The founder of anti-woke asset management firm Strive, Vivek Ramaswamy, put heavy emphasis this past Wednesday that state attorneys general should be making use of their power as a means to push back against the various financial institutions trying to force Environmental, Social, and Governance (ESG) standards.
The Strive founder made reference to multiple states taking action recently against the various financial institutions that try and mandate their ESG agenda to investors who are just wanting to have corporations focus on making profits. Many companies make use of ESG standards as a means to push for green energy initiatives, racially-based management quotas, and many other extreme-left agenda items.
“I think that state AGs actually have a lot of power on these issues because states aren’t just regulators,” stated Ramaswamy. “They’re also market actors. What do I mean by that? States are actually, through their pension funds and through their state treasuries, directing the capital of their constituents to these large asset managers.”
“So if these other large asset managers are then using the money of those state constituents to advance social and political agendas, that most of those constituents don’t want to see advanced, that’s a big fiduciary problem,” expressed the Strive founder.
Last week, the attorneys general of a group of 19 Republican states came together in a letter targeted at the investment firm BlackRock, telling the company that its use of shareholder activism “may violate multiple state laws.”
“BlackRock’s past public commitments indicate that it has used citizens’ assets to pressure companies to comply with international agreements such as the Paris Agreement that force the phase-out of fossil fuels, increase energy prices, drive inflation, and weaken the national security of the United States,” expressed the letter. “These agreements have never been ratified by the United States Senate. The Senators elected by the citizens of this country determine which international agreements have the force of law, not BlackRock.”
Ramaswamy stated that the companies, such as BlackRock, that want to push an extreme leftist agenda are not only a cultural problem, but that certain actions could also be downright illegal. The entrepreneur stated that the various state attorneys general are finally waking up to the idea that it is “a legal violation to use the money of my state’s constituents to advance agendas that my state’s constituents don’t want to see advanced with their money.”
It was then highlighted by the former biopharmaceutical CEO that Kentucky Attorney General Daniel Cameron, issued his legal opinion for the state that expressed that making use of ESG practices violates state law. “I think that alone is actually a lot less expensive, a lot less time-consuming, a lot less risky than litigating cases or bringing cases, but showed the effect in the shockwaves that a single state AG can send through the system,” stated Ramaswamy.

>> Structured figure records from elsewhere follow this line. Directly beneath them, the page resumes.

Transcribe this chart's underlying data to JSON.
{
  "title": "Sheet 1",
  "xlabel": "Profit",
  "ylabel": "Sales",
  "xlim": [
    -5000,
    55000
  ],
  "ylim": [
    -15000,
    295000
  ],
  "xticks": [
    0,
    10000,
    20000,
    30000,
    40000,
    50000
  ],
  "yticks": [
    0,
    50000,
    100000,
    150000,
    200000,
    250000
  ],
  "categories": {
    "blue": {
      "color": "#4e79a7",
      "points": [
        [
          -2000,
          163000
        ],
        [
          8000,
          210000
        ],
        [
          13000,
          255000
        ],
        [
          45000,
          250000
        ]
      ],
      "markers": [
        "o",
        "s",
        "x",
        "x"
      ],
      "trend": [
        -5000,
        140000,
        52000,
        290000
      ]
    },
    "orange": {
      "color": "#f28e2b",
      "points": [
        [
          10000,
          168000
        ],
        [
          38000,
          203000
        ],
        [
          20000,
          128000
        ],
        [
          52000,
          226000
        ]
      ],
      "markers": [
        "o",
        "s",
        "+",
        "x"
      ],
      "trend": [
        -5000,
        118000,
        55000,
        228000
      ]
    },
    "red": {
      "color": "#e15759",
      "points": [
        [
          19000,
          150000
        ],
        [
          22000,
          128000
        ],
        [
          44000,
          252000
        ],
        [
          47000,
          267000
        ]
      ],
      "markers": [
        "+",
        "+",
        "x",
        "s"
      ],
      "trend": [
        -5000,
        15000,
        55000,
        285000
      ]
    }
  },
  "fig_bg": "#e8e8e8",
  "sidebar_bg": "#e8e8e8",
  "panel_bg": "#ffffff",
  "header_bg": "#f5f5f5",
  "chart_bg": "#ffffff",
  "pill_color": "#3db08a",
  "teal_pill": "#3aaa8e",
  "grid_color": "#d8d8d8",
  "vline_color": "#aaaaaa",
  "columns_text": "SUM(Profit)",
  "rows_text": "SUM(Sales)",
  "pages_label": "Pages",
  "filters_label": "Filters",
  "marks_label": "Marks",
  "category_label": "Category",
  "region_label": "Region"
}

Just last year, Texas also issued a statement standing against companies that try to strongarm ESG initiatives when it banned state pensions from investing in financial firms that boycott oil and gas companies. Moves such as the one carried out by Texas and Kentucky could just end up motivating other states to step up and take action against ESG-focused corporations over the coming months.
“What many citizens across this country want is companies to focus exclusively on being as profitable as they can be on making great products and services for people without mixing that with political and social ideologies,” he stated.